I.O. Satellites for UAVs? USAF Reaping Savings
Long-endurance UAVs like the MQ-9 Reaper may be able to take off using line-of-sight controls, but many of their missions depend on satellite bandwidth at some point. Those satellite bandwidth expenses add up, as militaries are forced to supplement their own constellations with commercial providers. The USAF thinks they’ve found a way to cut those costs, without adding to the load on military constellations.
Inclined orbit satellites are older satellites that are allowed to drift into slightly wobbly orbits, because they don’t have enough fuel to maintain a fixed geostationary location. Many commercial providers can’t use them, because most of their receiver dishes are set in one position. That makes I.O. satellite bandwidth cheap. USAF Air Combat Command’s latest lease for commercial SATCOM over the continental Unites States includes 4 inclined orbit SATCOM lines at about a 50% savings.
The military’s challenge is to program UAVs so that they can track the slightly erratic orbits of their satellite relays. The Joint Space Operations Center at Vandenberg AFB, CA supplies military tracking data, software changes were added to give the MQ-1 PRedators and MQ-9 Reaper UAVs the ability to adjust their head-mounted receivers, and the 53rd Test Management Group developed the procedures.
The USA isn’t the only country looking for solutions to the problem of UAV bandwidth, and these kinds of services may not always be available where they’re needed. Nevertheless, inclined orbit satellites may offer an interesting and useful option for other advanced militaries, who can put the pieces in place through local efforts and smart alliances. Sources: USAF, “Remotely piloted aircraft flies first long-duration test using repurposed satellite”.

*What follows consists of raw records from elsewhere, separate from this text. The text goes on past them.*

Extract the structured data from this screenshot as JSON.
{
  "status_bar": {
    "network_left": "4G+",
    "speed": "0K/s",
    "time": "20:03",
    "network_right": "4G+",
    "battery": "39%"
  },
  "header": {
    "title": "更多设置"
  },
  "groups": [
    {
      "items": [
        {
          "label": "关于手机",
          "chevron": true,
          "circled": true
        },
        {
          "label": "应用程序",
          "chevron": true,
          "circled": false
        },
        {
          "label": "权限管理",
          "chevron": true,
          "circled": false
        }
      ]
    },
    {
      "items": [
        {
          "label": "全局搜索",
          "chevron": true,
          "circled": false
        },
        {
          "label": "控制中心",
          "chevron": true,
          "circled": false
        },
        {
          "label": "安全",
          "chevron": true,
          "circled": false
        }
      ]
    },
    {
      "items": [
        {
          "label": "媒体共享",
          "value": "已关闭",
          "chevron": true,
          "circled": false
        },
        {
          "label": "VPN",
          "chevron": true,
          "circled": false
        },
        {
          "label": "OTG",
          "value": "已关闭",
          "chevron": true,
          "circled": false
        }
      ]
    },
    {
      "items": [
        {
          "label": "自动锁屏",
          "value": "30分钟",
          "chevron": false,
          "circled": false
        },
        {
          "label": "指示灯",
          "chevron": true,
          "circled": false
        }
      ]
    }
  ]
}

The Jan 28/14 DOT&E report [PDF] gave the MQ-9 program both barrels for what it saw as lack of organization, and a development culture that pursued off-record efforts at the expense of their planned capabilities. Announcements like this one remind us that there’s a flip side, where less advance planning can still be coupled with potentially significant enhancements that add up over time.